UIActivityItemProvider.item should be optional

Recently in the UIKit framework

UIActivityItemProvider
's
item
property was declared as
nonnull
.

The problem is that the actual item may not be available at this time and the app has no way to abort the process.


Let's take a photo app for example which allows sharing photos:

  1. An empty
    UIImage
    is used as placeholder item to indicate that the app can share an image.
  2. Once the user selects an activity, the app tries to download the fullsize image before returning it from
    UIActivityItemProvider
    's
    item
    property.
  3. The download may fail in which case the app is unable to continue since item expects a non-nil return value.
  4. The app could either crash or return some garbage
    UIImage
    which iOS would then share with the destination app.


How are we supposed to implement the

item
property in cases where the retrieval of the item can fail?

I known this post is super old, but I just wanted to comment that I've filed a radar suggesting that the

item
property be made nullable: openradar.me/radar?id=4563896690016256


Please file your own bug report if you agree!

Hi,


since UIActivityItemProvider inherits from NSOperation maybe sending a cancel message to self will do the trick. (Just a wild guess).


Dirk

Unfortunately that won't work.

We start loading the data when the `item` getter is called and from there we have to return something - no matter if the op was cancelled or not.


My current workaround is to return an instance of an empty dummy class no one cares about.

I ended up figuring out a pretty good workaround for this.
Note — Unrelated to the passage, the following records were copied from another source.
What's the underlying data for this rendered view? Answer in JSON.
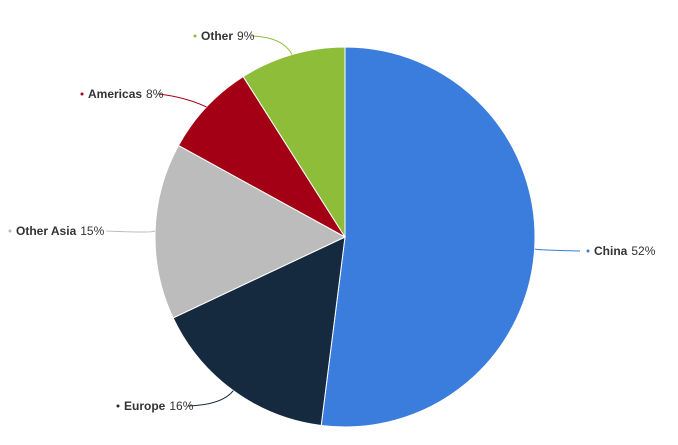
{
  "chart_data": {
    "type": "pie",
    "title": "",
    "slices": [
      {
        "label": "China",
        "value": 52,
        "value_label": "52%",
        "color": "#3a7ddc"
      },
      {
        "label": "Europe",
        "value": 16,
        "value_label": "16%",
        "color": "#15293f"
      },
      {
        "label": "Other Asia",
        "value": 15,
        "value_label": "15%",
        "color": "#bcbcbc"
      },
      {
        "label": "Americas",
        "value": 8,
        "value_label": "8%",
        "color": "#a30016"
      },
      {
        "label": "Other",
        "value": 9,
        "value_label": "9%",
        "color": "#8ebd3a"
      }
    ],
    "start_angle": "12 o'clock",
    "direction": "clockwise",
    "legend": "none"
  }
}
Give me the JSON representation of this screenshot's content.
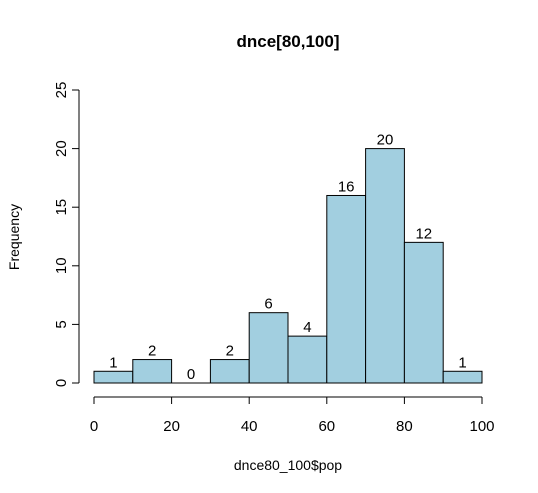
{
  "chart_data": {
    "type": "bar",
    "title": "dnce[80,100]",
    "xlabel": "dnce80_100$pop",
    "ylabel": "Frequency",
    "bin_edges": [
      0,
      10,
      20,
      30,
      40,
      50,
      60,
      70,
      80,
      90,
      100
    ],
    "values": [
      1,
      2,
      0,
      2,
      6,
      4,
      16,
      20,
      12,
      1
    ],
    "xlim": [
      0,
      100
    ],
    "ylim": [
      0,
      25
    ],
    "x_ticks": [
      0,
      20,
      40,
      60,
      80,
      100
    ],
    "y_ticks": [
      0,
      5,
      10,
      15,
      20,
      25
    ],
    "bar_color": "#a2cfe0",
    "grid": false,
    "legend": "none"
  }
}
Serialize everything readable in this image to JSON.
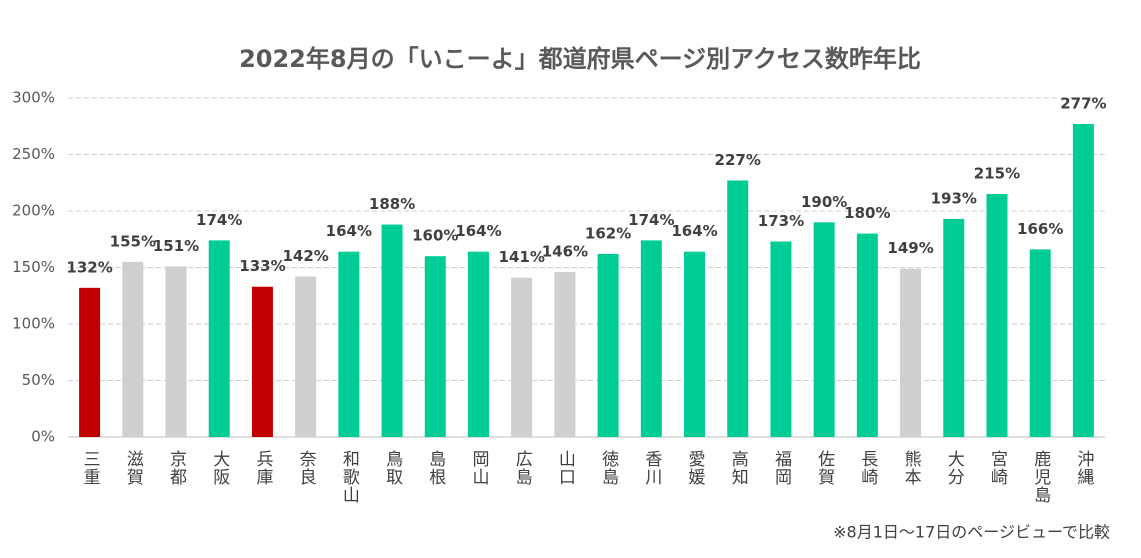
{
  "chart_data": {
    "type": "bar",
    "title": "2022年8月の「いこーよ」都道府県ページ別アクセス数昨年比",
    "categories": [
      "三重",
      "滋賀",
      "京都",
      "大阪",
      "兵庫",
      "奈良",
      "和歌山",
      "鳥取",
      "島根",
      "岡山",
      "広島",
      "山口",
      "徳島",
      "香川",
      "愛媛",
      "高知",
      "福岡",
      "佐賀",
      "長崎",
      "熊本",
      "大分",
      "宮崎",
      "鹿児島",
      "沖縄"
    ],
    "values": [
      132,
      155,
      151,
      174,
      133,
      142,
      164,
      188,
      160,
      164,
      141,
      146,
      162,
      174,
      164,
      227,
      173,
      190,
      180,
      149,
      193,
      215,
      166,
      277
    ],
    "value_labels": [
      "132%",
      "155%",
      "151%",
      "174%",
      "133%",
      "142%",
      "164%",
      "188%",
      "160%",
      "164%",
      "141%",
      "146%",
      "162%",
      "174%",
      "164%",
      "227%",
      "173%",
      "190%",
      "180%",
      "149%",
      "193%",
      "215%",
      "166%",
      "277%"
    ],
    "colors": [
      "#c00000",
      "#d0cece",
      "#d0cece",
      "#00cc96",
      "#c00000",
      "#d0cece",
      "#00cc96",
      "#00cc96",
      "#00cc96",
      "#00cc96",
      "#d0cece",
      "#d0cece",
      "#00cc96",
      "#00cc96",
      "#00cc96",
      "#00cc96",
      "#00cc96",
      "#00cc96",
      "#00cc96",
      "#d0cece",
      "#00cc96",
      "#00cc96",
      "#00cc96",
      "#00cc96"
    ],
    "ylim": [
      0,
      300
    ],
    "yticks": [
      {
        "value": 0,
        "label": "0%"
      },
      {
        "value": 50,
        "label": "50%"
      },
      {
        "value": 100,
        "label": "100%"
      },
      {
        "value": 150,
        "label": "150%"
      },
      {
        "value": 200,
        "label": "200%"
      },
      {
        "value": 250,
        "label": "250%"
      },
      {
        "value": 300,
        "label": "300%"
      }
    ],
    "grid": true,
    "note": "※8月1日～17日のページビューで比較"
  }
}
While UIActivityItemProvider includes a bunch of its own functionality, it still very much implements the UIActivityItemSource protocol. I knew that. What I hadn't considered is that this means I can just override

activityViewController:itemForActivityType:
and return
nil
there when it's appropriate.


So the last line of my

item
method now looks like this:


return self.placeholderItem;


You could also return

[NSNull null]
here, or really any object. I chose the placeholderItem because it seems a little safer—at the very least I know it's returning an object of the expected type, in case anything about the implementation ever changes.

Then all I have to do is add my own implementation of

activityViewController:itemForActivityType:
(where we are allowed to return nil):


- (nullable id)activityViewController:(UIActivityViewController *)activityViewController itemForActivityType:(UIActivityType)activityType {
     id item = [super activityViewController:activityViewController itemForActivityType:activityType];
     if ([item isEqual:self.placeholderItem]) return nil;
     return item;
}


Just call super to get the item, return nil if it's something you don't want to include, or return the item if it is. Note that if your

placeholderItem
might ever be equal to something you actually dowant to share, you will need to change this implementation a bit—but the same basic concept should work.